- 10 Feb 23
Top Of The Class
More fun than The Fontaines, more melodious than The Murder Capital, The Academic are equally deserving of the critical hoopla those bands enjoy. The glorious, grinning, isn’t-it-great-to-young pop mastery of debut album Tales From The Backseat was so infectious, Stephen Donnelly should probably have been making a speech about it on the telly.

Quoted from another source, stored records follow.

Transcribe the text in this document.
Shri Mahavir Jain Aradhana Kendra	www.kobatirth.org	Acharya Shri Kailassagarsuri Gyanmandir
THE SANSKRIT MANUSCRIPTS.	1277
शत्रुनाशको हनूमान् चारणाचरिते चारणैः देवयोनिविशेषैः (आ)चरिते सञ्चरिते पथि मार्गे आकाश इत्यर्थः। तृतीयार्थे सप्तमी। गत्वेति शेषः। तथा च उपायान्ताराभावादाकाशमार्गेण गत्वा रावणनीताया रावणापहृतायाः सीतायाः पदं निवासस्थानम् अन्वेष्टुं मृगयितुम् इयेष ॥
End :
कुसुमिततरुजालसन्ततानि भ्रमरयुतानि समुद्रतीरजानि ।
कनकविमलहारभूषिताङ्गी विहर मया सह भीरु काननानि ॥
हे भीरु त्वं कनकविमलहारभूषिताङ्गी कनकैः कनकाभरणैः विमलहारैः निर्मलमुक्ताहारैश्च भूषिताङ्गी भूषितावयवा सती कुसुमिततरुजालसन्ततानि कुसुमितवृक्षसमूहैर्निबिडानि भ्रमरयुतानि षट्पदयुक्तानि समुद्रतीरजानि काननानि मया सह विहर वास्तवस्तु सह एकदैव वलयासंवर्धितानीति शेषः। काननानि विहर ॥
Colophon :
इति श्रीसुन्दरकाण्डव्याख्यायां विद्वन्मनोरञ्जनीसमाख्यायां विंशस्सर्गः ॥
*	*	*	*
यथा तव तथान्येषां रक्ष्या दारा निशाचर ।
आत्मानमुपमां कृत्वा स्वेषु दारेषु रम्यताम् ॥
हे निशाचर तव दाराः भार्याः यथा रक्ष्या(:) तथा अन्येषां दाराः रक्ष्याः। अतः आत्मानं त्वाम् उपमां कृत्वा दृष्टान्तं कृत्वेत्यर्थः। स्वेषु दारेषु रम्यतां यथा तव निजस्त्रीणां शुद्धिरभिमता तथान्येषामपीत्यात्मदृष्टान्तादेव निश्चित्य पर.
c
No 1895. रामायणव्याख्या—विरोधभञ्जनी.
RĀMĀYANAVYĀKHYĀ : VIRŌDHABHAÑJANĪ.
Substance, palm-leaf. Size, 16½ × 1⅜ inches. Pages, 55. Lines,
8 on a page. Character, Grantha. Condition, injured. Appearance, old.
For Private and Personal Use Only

It was no fluke either. Last year’s Community Spirit E.P. had more hooks than Killybegs, and Sitting Pretty comes out of the traps with the left-right knock-out combination of singles ‘Pushing Up Daisies’ and ‘Don’t Take It Personally’. The former goes from a powerful New Wave thump, which has feint hints of Mr E. Costello back when he stood in front of The Attractions, to Flaming Lips psych-pop with combined choral voices giving it some heavenly la, la, la-ing in the space of a single bar before guitar hero Matthew Murtagh tries to strangle his instrument and then allows it to be beaten to the ground by Dean Gavin’s drums. The latter has more massive la-las, an organ and vocal chorus, a Blondie keyboard solo and some treated vocals from gifted song writer Craig Fitzgerald and is what The Strokes might sound like if they didn’t take themselves so seriously. This song on its own is bursting with more ideas than you find on most double albums.
They’ve a few more miles on the clock, so the overall sound of this album is harder than before but they haven’t sacrificed any of their melodic nous to get it. You could balance a planet on a tune as sturdy as the near-perfect pop rock of ‘Do What You Want’ and Stephen Murtagh’s MTV 80s bass throb driven ‘My Very Best’ is the kind of song that’s stuck in your brain – “Oh, I get the feeling” - before you’re finished your first listen. The “beautiful morning” of ‘Step My Way’ floats in like a breeze made of sunshine, ‘Let Go Of My Heart’ is custom built for jumping up and down at a festival and ‘Right Where You Left Me’ showcases a band that have gained a bit of muscle once they get to the perfect refrain of “tell me where to start and I will fix your broken heart.”
You can hear influences as varied as The Kinks (‘Buying Smokes’) and Vampire Weekend (‘This Is Your Life’) and the arrangements are inventive and free-wheeling but it's the song writing that's their greatest strength. They've moved on from fake ids to the self-doubt that getting a bit older engenders – characters are still disobeying curfews and the like, but a verse later they’re buying houses and although they’re asking ‘What’s Wrong With Me’ because ‘Heartbreak’s Where It’s At’, at least they can dance away the pain. The really neat trick is that they effortlessly wrap these concerns in rockin’ pop choruses that would put a grin on a lump of concrete and must make lesser bands – and that’s pretty much all of them - despair. Mortar boards in the air and first-class honours all round.